Very calming breath for your nervous system and may also increase the amount of oxygen you get into your body. Begin with a few breaths and continue to increase. As in any breath, if you begin to feel dizzy or lightheaded, stop. Soon with continued practice, this may be the only way you breathe.
Props: bolster, two blocks, 2-3 blankets
Benefits: Gently stretches the lower back, relieves shoulder tension and quiets the mind. Give a sense of security. Feeling support and release.
Extras:sandbag for sacrum
Place the two blocks at either the lowest or medium height, equidistant from each other bolster lengthwise on top of blocks. A s-fold or triple fold blanket on top of bolster. It may be more comfortable without blocks. Legs straddle the props at one end, and lengthen body over them. Head will rest on props. Additional blanket(s) may be used behind knees. Ideally props should extend all the way to the pelvis area but this may not be the case with your body structure. Stay here for 10 minutes to begin with, rotating head side to side.
Reclined Bound Angle
Benefits: opens the hips and groin facilitating blood and energy flow to the urinary tract and reproductive organs. Opens the chest and abdomen benefiting breathing problems.

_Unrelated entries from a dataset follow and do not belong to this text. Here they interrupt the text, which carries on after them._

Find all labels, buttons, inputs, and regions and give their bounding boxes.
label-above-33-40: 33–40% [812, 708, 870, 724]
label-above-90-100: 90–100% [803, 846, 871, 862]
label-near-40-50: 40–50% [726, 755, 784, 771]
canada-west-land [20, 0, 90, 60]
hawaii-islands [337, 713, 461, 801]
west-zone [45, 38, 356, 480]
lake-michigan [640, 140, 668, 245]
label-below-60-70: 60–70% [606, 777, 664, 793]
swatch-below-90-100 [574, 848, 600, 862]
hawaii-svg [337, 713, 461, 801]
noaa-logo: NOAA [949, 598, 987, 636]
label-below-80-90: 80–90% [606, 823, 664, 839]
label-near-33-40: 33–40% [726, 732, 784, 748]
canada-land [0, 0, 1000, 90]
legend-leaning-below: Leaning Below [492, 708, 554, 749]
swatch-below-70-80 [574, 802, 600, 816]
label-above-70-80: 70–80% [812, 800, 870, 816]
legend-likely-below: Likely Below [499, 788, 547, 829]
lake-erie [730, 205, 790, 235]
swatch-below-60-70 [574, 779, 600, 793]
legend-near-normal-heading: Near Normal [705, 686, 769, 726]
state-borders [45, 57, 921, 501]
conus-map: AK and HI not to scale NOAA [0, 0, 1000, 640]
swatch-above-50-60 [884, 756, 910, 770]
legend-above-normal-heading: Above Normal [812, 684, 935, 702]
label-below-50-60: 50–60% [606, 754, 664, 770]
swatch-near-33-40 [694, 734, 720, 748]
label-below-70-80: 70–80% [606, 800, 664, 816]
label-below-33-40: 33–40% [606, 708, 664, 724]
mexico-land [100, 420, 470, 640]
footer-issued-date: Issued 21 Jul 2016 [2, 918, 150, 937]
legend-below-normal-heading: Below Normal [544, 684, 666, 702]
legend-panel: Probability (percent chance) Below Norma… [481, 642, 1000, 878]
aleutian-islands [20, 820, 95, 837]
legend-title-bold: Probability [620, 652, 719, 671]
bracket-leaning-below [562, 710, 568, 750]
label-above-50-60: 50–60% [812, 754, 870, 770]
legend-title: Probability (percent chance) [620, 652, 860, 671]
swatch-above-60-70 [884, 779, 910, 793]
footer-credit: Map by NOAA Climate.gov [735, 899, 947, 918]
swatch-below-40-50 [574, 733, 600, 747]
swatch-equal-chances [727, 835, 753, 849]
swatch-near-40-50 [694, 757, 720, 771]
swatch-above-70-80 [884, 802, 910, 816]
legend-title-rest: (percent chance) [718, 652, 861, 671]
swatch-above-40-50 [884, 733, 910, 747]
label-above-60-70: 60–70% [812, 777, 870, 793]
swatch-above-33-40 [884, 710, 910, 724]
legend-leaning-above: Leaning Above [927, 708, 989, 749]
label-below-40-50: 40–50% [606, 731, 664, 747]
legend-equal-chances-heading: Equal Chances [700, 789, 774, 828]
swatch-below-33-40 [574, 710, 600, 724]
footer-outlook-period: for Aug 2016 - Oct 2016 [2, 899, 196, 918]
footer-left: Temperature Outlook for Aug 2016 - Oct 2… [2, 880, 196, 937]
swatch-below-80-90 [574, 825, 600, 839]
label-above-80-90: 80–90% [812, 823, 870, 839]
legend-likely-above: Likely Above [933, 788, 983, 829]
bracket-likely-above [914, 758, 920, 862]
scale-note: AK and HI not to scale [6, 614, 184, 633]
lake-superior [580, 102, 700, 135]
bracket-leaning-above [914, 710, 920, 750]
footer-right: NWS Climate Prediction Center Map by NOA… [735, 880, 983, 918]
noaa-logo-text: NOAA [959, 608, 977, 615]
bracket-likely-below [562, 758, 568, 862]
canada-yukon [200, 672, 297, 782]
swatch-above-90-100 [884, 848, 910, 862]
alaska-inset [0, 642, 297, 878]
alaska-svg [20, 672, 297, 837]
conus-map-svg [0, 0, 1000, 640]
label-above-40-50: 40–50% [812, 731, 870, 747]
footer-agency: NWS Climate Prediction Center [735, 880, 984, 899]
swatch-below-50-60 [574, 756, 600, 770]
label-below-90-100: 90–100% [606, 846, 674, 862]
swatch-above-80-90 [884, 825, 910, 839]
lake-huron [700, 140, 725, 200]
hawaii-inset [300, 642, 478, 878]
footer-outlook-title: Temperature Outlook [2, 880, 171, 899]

Props: bolster, 4 blocks (or firm cushions, pillows or rolled-up blankets), 4 blankets and one extra blanket for warmth, strap and eye pillow
Place a block lengthwise under one end of a bolster to prop it up on an incline, add another block under bolster for stability. We used the wall in this week’s class placing the bolster at a higher elevation. Place a double-fold blanket on floor next to low end of bolster and a long rolled blanket on top next to bolster (for sacral support). Sit with your back to the short, low end of the bolster. Place two blocks where your knees will rest (can top with a soft blanket or use other props as necessary for propping knees) Bring your legs into Bound Angle Pose with the soles of your feet together. Wrap a blanket around your feet to create a feeling of containment. Lie back on the bolster. Place supports under your arms so that they are not dangling and there is no feeling of stretch in the chest. Stay in the pose for 10 to 15 minutes.